Dunsmark was quivering with fury now.

"All we ask," said the hooded figure, "is a sum proportionate to your high position. A sum which your country, or you yourself perhaps, can well afford to pay. All we ask is five hundred thousand pounds!"

The Secret Agent gasped. They were demanding over two million dollars.

Dunsmark, still trembling violently, remained silent.

"What do you say," came the voice. "Will you cooperate--make things easy for yourself and us? Or must we give you a taste of what hell is like?"

"Go to the devil, all of you," the Englishman cried in a sudden burst of fury. "There are police in America! There is law and order. You'll go to prison and the gallows for this."

The Secret Agent spoke then. "He will not be convinced, my friends. We will have to take him down below. Call our slaves."

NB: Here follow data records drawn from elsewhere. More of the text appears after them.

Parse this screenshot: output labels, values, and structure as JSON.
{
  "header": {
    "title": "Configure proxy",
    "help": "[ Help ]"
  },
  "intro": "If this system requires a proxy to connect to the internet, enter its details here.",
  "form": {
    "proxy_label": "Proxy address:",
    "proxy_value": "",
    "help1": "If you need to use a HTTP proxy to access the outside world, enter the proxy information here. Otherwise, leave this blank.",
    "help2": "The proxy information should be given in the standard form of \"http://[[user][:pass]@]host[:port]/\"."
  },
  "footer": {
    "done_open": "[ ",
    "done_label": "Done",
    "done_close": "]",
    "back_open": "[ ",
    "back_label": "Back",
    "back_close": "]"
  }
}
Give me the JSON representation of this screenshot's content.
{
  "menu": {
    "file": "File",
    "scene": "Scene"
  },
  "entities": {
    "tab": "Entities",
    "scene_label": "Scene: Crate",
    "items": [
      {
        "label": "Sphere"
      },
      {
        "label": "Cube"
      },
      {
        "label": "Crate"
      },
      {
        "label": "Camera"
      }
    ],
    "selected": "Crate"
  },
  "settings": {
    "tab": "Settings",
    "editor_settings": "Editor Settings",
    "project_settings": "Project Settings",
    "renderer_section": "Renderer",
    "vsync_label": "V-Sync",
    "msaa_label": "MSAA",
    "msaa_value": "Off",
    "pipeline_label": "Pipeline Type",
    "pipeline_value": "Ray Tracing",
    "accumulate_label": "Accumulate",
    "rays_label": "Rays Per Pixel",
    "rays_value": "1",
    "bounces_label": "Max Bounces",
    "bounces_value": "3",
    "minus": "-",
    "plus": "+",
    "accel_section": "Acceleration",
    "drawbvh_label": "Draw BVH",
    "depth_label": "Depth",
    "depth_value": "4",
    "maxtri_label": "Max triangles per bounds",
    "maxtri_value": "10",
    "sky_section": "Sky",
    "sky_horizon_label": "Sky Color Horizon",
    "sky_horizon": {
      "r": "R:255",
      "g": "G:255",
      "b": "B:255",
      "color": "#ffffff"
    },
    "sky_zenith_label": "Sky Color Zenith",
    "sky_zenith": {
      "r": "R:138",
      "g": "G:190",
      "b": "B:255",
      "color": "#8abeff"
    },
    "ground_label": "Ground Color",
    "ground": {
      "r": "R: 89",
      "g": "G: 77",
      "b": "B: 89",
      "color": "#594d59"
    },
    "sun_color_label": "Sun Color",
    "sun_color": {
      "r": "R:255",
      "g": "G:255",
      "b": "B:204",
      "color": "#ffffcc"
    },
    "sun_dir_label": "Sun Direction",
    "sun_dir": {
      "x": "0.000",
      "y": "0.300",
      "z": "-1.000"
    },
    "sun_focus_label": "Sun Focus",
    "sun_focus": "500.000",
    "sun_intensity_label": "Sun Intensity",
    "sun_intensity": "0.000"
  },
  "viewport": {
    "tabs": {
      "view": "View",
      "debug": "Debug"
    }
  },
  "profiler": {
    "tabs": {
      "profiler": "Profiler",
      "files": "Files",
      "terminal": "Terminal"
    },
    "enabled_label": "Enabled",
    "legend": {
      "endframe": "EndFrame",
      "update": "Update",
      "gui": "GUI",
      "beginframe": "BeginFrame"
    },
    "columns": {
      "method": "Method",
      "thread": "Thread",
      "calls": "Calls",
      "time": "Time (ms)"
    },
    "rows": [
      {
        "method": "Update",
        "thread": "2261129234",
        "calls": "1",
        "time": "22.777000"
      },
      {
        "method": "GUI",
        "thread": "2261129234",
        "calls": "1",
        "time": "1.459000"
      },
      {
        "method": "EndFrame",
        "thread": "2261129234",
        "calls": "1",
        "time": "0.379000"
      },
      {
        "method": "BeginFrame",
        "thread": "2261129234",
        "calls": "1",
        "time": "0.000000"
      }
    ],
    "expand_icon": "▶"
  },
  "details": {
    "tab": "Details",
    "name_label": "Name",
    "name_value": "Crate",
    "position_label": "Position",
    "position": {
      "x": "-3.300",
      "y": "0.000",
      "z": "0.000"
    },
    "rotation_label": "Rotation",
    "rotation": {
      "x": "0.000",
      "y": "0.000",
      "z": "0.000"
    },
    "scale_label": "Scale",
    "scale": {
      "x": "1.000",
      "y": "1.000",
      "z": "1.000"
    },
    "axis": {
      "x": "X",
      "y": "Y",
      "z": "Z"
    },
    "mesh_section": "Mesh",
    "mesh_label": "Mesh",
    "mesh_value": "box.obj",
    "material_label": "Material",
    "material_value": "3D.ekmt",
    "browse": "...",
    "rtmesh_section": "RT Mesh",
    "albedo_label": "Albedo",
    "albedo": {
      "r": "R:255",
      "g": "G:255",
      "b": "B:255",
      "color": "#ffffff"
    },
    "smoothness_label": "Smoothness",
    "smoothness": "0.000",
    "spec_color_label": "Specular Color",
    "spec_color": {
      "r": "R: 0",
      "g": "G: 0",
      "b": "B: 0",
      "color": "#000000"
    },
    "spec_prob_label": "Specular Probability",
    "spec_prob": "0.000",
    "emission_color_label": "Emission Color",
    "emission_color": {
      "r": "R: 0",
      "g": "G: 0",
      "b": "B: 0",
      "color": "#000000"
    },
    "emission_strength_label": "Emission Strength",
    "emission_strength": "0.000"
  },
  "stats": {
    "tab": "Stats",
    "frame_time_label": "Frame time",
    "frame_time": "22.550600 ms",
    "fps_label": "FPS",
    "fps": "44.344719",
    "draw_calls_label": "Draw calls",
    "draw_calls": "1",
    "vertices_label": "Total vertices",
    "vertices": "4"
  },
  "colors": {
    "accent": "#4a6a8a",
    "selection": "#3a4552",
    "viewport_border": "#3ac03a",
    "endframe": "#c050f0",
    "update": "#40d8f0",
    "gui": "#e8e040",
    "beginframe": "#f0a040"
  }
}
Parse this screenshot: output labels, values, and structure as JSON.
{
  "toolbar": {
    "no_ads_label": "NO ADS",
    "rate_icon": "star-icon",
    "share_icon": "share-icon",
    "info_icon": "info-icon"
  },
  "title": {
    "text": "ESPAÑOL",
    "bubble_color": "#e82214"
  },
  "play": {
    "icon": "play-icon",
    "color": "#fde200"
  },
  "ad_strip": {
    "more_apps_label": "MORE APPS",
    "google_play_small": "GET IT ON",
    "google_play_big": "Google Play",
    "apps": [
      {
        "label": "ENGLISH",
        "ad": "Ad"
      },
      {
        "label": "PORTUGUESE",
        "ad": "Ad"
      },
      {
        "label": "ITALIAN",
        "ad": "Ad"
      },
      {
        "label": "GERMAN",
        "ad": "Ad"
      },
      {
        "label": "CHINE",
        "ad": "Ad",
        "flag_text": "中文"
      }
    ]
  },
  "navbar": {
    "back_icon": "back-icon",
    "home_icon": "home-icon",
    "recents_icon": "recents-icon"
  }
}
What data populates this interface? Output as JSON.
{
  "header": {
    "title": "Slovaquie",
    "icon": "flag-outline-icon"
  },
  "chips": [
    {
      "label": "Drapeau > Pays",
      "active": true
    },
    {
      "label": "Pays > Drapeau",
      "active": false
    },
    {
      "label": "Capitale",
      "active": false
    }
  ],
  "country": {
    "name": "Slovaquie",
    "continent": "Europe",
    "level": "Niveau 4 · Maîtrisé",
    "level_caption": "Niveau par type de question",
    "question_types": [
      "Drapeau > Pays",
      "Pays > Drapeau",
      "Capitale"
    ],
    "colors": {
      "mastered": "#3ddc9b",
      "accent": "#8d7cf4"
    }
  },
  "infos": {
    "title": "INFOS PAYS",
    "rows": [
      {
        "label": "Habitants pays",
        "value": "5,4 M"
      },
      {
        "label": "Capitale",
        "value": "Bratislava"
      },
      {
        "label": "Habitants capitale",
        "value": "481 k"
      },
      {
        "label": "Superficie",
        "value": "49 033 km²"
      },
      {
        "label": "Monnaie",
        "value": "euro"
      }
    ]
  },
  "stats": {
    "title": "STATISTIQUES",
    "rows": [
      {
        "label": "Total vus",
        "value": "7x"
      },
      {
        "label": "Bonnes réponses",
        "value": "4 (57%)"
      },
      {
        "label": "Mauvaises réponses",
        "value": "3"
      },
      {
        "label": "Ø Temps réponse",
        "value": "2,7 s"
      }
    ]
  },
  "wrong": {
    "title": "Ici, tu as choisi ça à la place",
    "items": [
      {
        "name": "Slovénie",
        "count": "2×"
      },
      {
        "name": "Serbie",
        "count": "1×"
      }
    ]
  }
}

The hooded figure at his right silently pressed the button concealed under the carpet--the button that flashed lights in the deaf-mutes' quarters. A moment later four of them glided in, and the same hooded man flashed orders with his fingers.

The Agent spoke then.

"I am going with him," he said. "Let us all go. Let us see that our slaves make no blunder in this."

Silently they rose and wound through the chill corridors to the cellar below. The door of the torture chamber was unlocked. Struggling and protesting fiercely, Dunsmark was thrust into the metal chair. In a moment the metal cuffs had been clamped over his hands and ankles.

"We have come," said the Agent, "to give you a chance to change your mind--before it is too late."

One of the mutes, precise as an automaton, had gone to a shelf and taken the stopper from a bottle of acid.

"You see it," said the hooded figure standing by the Agent's side. "You see the liquid that no human will can endure."

"God!" cried Dunsmark. "There are decent laws and police in America, I say. You'll go to prison. They won't let this happen."

As though in answer to his words, a sudden sound reverberated through the building. It was a clanging metallic note. Then somewhere far above, faint and shrill, a whistle sounded. The noise of a blow came again, repeated, taken up and echoed, till the whole warehouse shook and trembled, as though a hundred axes were crashing through the doors.

"The police," hissed the Agent, fiercely. "A raid. Every man for himself!"